The Miles Davis Quintet

Live In Europe 1969: The Bootleg Series Vol. 2 3-CD + DVD (Columbia/Legacy, www.legacyrecordings.com, www.milesdavis.com)

By Martin Z. Kasdan

First, the players: Wayne Shorter (soprano and tenor sax), Chick Corea (electric and occasional acoustic piano), Dave Holland (bass) and Jack DeJohnette (drums); sometimes referred to as the "lost" quintet, due to the unavailability of recordings by this lineup. There are three CDs and one DVD, and to say that these recordings represent a transitional period in Miles Davis' work would be an understatement. Three of the four concerts begin with the virtually freeform Zawinul composition, "Directions," but then launch into three different pieces from the then-unreleased (and not even recorded for the first two dates) Bitches Brew. From the Bitches Brew material, Miles nudges the players into songs ranging from such "ancient" material as "Milestones" (on 7/25/69) and "I Fall in Love Too Easily" (on 7/26/69) to "Paraphernalia" (on 11/5/69)to "It's About that Time" (on 11/7/69). That he could move seemingly effortlessly from new material to old to new, from several different eras of his career, seems almost magical. Indeed, as was the norm for Miles in this era, there are no stage announcements (other than introductions), and no pauses between songs, as Miles points his musicians toward the next piece with musical cues and, as evident on the DVD, with visual cues as well.
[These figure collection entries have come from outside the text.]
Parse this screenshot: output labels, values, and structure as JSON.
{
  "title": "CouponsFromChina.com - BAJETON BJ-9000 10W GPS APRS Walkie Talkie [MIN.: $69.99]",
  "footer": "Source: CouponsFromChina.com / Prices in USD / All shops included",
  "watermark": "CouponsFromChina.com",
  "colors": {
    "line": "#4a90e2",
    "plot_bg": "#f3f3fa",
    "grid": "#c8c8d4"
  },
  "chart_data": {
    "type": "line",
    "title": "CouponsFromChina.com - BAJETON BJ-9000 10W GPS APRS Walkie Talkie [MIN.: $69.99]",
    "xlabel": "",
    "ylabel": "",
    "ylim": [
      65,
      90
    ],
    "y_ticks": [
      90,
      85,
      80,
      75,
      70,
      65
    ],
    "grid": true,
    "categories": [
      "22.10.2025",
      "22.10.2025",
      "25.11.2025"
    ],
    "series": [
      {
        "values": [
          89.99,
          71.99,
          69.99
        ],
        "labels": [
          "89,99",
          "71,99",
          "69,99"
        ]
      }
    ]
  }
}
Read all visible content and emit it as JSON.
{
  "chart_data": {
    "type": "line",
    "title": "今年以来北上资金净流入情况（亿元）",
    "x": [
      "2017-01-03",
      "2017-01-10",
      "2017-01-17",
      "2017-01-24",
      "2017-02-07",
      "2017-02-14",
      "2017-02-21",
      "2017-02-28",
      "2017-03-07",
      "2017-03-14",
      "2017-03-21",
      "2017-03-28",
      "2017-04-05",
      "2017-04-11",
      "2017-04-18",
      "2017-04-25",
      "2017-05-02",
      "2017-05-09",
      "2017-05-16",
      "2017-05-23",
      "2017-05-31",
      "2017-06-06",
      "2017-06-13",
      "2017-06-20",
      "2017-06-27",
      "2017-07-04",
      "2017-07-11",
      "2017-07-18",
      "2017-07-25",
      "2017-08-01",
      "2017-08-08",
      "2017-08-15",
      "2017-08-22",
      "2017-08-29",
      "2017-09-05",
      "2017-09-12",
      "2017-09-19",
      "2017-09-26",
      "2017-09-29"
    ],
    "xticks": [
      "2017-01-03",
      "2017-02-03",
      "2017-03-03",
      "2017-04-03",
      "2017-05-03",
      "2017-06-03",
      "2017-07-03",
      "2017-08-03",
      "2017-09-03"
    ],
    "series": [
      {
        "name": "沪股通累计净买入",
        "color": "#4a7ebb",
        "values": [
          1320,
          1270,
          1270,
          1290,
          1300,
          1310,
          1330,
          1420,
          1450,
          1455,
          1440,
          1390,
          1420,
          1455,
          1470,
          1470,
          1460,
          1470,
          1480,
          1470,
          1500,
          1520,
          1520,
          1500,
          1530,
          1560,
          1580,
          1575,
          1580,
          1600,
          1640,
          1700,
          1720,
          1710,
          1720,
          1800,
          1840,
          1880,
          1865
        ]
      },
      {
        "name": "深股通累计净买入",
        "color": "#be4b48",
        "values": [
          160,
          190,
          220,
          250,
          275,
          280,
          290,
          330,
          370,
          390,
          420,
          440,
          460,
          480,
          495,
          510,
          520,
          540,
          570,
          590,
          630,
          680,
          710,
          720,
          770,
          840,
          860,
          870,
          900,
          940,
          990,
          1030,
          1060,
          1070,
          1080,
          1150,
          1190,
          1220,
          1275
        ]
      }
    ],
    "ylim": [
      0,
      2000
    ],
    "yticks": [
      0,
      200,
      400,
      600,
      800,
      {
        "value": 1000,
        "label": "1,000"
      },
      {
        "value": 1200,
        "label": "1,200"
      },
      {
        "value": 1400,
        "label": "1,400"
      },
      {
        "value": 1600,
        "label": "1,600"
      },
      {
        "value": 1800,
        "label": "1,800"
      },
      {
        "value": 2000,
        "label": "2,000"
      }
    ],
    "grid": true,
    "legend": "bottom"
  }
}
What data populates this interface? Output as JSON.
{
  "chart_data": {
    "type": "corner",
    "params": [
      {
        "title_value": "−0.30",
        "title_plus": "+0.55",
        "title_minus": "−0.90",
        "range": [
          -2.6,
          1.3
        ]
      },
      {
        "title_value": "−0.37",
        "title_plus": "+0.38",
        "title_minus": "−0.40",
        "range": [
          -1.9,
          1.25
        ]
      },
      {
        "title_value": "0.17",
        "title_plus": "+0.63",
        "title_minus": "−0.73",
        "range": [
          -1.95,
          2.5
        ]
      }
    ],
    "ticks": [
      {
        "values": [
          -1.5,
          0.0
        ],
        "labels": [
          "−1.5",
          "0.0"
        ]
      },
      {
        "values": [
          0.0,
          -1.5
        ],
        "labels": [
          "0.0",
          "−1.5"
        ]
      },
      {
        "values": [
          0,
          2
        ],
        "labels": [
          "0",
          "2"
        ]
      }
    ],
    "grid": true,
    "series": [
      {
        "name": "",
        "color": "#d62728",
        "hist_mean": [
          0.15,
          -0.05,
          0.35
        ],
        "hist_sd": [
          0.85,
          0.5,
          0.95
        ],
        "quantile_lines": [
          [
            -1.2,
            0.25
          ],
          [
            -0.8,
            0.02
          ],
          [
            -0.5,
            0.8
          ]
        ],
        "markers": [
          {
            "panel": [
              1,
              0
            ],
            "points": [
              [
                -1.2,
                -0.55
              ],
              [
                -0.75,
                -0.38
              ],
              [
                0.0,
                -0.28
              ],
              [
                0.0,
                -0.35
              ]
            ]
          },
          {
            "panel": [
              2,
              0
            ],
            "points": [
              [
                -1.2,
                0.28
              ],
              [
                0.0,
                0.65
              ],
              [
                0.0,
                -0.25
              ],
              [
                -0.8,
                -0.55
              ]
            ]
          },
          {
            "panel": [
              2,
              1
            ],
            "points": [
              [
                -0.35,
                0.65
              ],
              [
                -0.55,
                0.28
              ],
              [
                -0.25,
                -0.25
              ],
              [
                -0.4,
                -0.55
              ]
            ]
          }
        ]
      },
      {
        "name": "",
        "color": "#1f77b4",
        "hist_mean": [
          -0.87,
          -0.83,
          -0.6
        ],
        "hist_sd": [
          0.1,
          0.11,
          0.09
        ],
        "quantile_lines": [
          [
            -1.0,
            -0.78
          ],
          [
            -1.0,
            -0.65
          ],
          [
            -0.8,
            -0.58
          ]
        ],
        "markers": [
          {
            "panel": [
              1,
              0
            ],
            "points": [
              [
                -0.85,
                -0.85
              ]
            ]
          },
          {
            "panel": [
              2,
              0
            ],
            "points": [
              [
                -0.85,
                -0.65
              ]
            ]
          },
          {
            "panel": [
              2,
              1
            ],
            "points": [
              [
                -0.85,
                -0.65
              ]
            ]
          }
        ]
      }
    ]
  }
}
Discs 1 and 2 are from Antibes, July 25-26, 1969. On the 25th, "Directions" is fast and furious, leading to a "Miles Runs the Voodoo Down," with DeJohnette's frenzied drumming pushing the band. "Milestones" is next, with Corea's soloing ranging from straightahead to avant-garde. After Shorter's "Footprints," Monk's "'Round Midnight" takes the ensemble and audience back to 1956 in song selection, but not performance style, as it builds in tempo and intensity to workouts by Shorter and Corea, before Miles' trumpet cuts through clear and clean, and leads the band into the then-recent "It's About that Time," Shorter's soprano solo turning serpentine. Trumpet and tenor intertwine on a fairly brief "Sanctuary," before the concert ends with a 53-second "The Theme." The following night, only a few songs are repeated. This time, "Directions" achieves frantic liftoff, which Miles modulates into "Spanish Key" and then into a version of "I Fall in Love Too Easily" that sounds more spooky than balladic. All of a sudden, Miles turns the corner into a raging version of Shorter's "Masqualero," then reprising "Voodoo," Shorter's soprano soaring, Corea and Holland engaging in a freeform duet, with Miles ultimately reining it in and moving into a swinging "No Blues." Shorter's "Nefertiti" and "Sanctuary" follow, before an almost perfunctory "The Theme" closes it out.

Following the summer European engagements, an expanded version of the band recorded the groundbreaking Bitches Brew. The quintet came back to Europe in the fall, and two sets from November comprise the final CD and the DVD. On November 5, in Stockholm, Corea is heard primarily on acoustic piano, lending a different flavor to the music. This night's version of "Nefertiti" recalls the "free bop" of the Hancock-Carter-Williams era which preceded this "lost quintet." In Berlin, a slightly tamer "Directions" begins, moving into "Bitches Brew" with trumpet and sax giving way to a free keys and bass conversation. A particularly intense "It's About that Time" gives new insight into this piece, originally found on In a Silent Way. This time, it moves into a lovely version of "I Fall in Love Too Easily" featuring just piano and trumpet; this in turn subtly transitions into "Sanctuary" before a 10-second "The Theme" closes the concert and the collection. The visual aspects of this performance enhance the listener's ability to watch as the leader, sometimes with only the slightest of movements, lets his band know where to head next. It also shows how each of these musicians was able to interact with one another, as well as with Miles. There are extensive liner notes by Josef Woodard which further enhance the appreciation of this remarkable set of concerts.